Miró su reloj, impaciente.

-Yo… ejem…-repitió el elefante. Respiró hondo y prosiguió-: Me gustaría saber cómo se puede… qué se siente cuando… Bueno, lo diré:

¿Cómo se puede saber si se quiere a alguien?

Querer, anotó la hormiga en el libro de las preguntas difíciles. Con una inclinación de cabeza dio la palabra al ratón, que había levantado la patita.

-Jamás olvidaré la primera vez que la vi –explicó el ratón-. Me sentí grande y fuerte como un elefante. Nunca antes había sentido nada similar.

-Cada vez que beso a mi príncipe, me olvido de todas mis desgracias: madrastras malas, riñas, manzanas ácidas…-añadió Blancanieves-. Ignoro a qué se debe. Pienso que el amor hace esas cosas.

-Cuando mi amada se acuesta a mi lado entro enseguida en calor –dijo la piedra.

-¡Si estoy cansada, él me da un empujoncito en la espalda! –exclamó la mar, apoyándose por un instante en el viento que estaba sentado junto a ella.

-Nosotras siempre acabamos flotando en la misma dirección –se reían las nubes-. Pese a nuestros bramidos y chisporroteos.

-Vaya… ¿Cómo se sabe si se quiere a alguien? –caviló el vagabundo. Unas veces casi lo sé. Y otras no lo sé en absoluto.

-A mí ni me preguntes –advirtió el explorador-. Yo aún no he encontrado a mi amada. Al parecer, es lo que pasa: quien la busca no da con ella.

-¿Y tú, Manzano? –terció la hormiga para romper el silencio que se hizo de pronto y terminar cuanto antes.

-Yo no puedo vivir sin la luz –confesó el manzano-, pero cuando está conmigo la cubro de sombra. Son esos los disparates que se comenten cuando se está enamorado.

-Cada vez que veo a mi amado me sonrojo –susurró la manzana con timidez.

-Mi querida osa me proporciona la sensación de estar en una isla muy cálida –soñó el oso polar, y la abrazó con tal fuerza que por poco se caen.

-Cuando me canso, Luna siempre me toma el relevo –suspiró el sol-. Es un encanto.

-Nosotros nos amamos tanto que nos derretimos –arrullaron los copitos de nieve. Estaba claro que no decían ninguna mentira, porque bajo su asiento había un charquito de agua.

-Pienso en él todos los días –dijo la abuela-, aunque se fue hace tiempo. Cada semana elijo un bonito poema. Se lo leo en nuestro paraje favorito.

“Leer poemas a alguien que ya no está”, apuntó la hormiga. Arqueó las cejas. Jamás había oído cosa más extraña.

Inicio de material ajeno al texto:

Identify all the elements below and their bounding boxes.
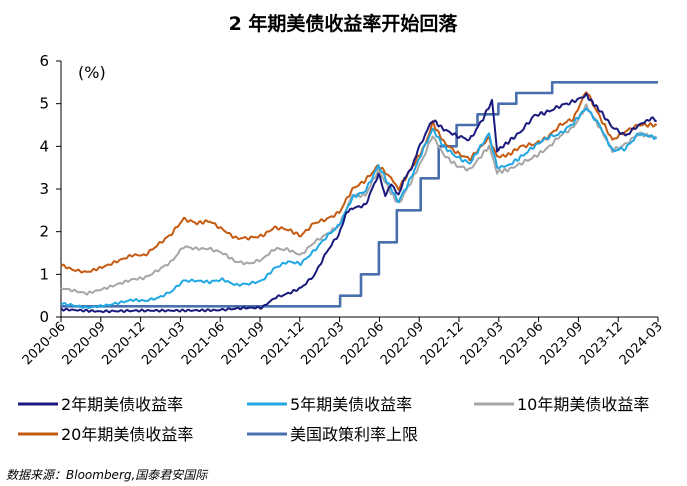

-¡Sí! –exclamó la niña-. Yo también hago eso. Además escribo mis propias poesías. Las deslizo en el bolsillo de su abrigo mientras caminamos juntos por el patio. ¿Quiere que le lea uno?

-No hace falta –se precipitó la hormiga. Si la niña se ponía a recitar poemas, la reunión no se terminaría en la vida.

-Mi amado dice que soy una estrella que brilla en su firmamento –sonríe la bella dama-. Por eso le quiero, creo…

-La adoro –tosió el hombre de mala salud-, tanto que me alegro de que el enfermo sea yo y no ella.

-Nosotras no necesitamos palabras –aseguraron las estrellas-. Podemos convivir en silencio durante siglos.

-Pues eso es –resumió el acróbata-. Todo eso y mucho más.

-Gracias –dijo el Elefante-. Disculpadme. Tengo que irme. Y bajó la colina corriendo.

“Sandeces”, pensó la hormiga. “Nada más que sandeces”. Empuñó el mazo y dio un golpe en la mesa, como le había visto hacer a la tortuga al final de cada reunión. Acto seguido se apresuró a su trabajo. Le esperaba un día ajetreado.

En el camino se detuvo un momento en casa de la tortuga.

-Aquí tienes el libro –dijo la hormiga-. He anotado minuciosamente todas las respuestas.

-Entra –la invitó el señor tortuga-. ¿Te apetece tomar un té? Está riquísimo. Se lo acabo de hacer a mi mujer. Sienta de maravilla a los enfermos.

-No, gracias –respondió la hormiga-. No tengo tiempo. Se alejó a toda prisa sin comprender por qué de repente se sentía tan sola.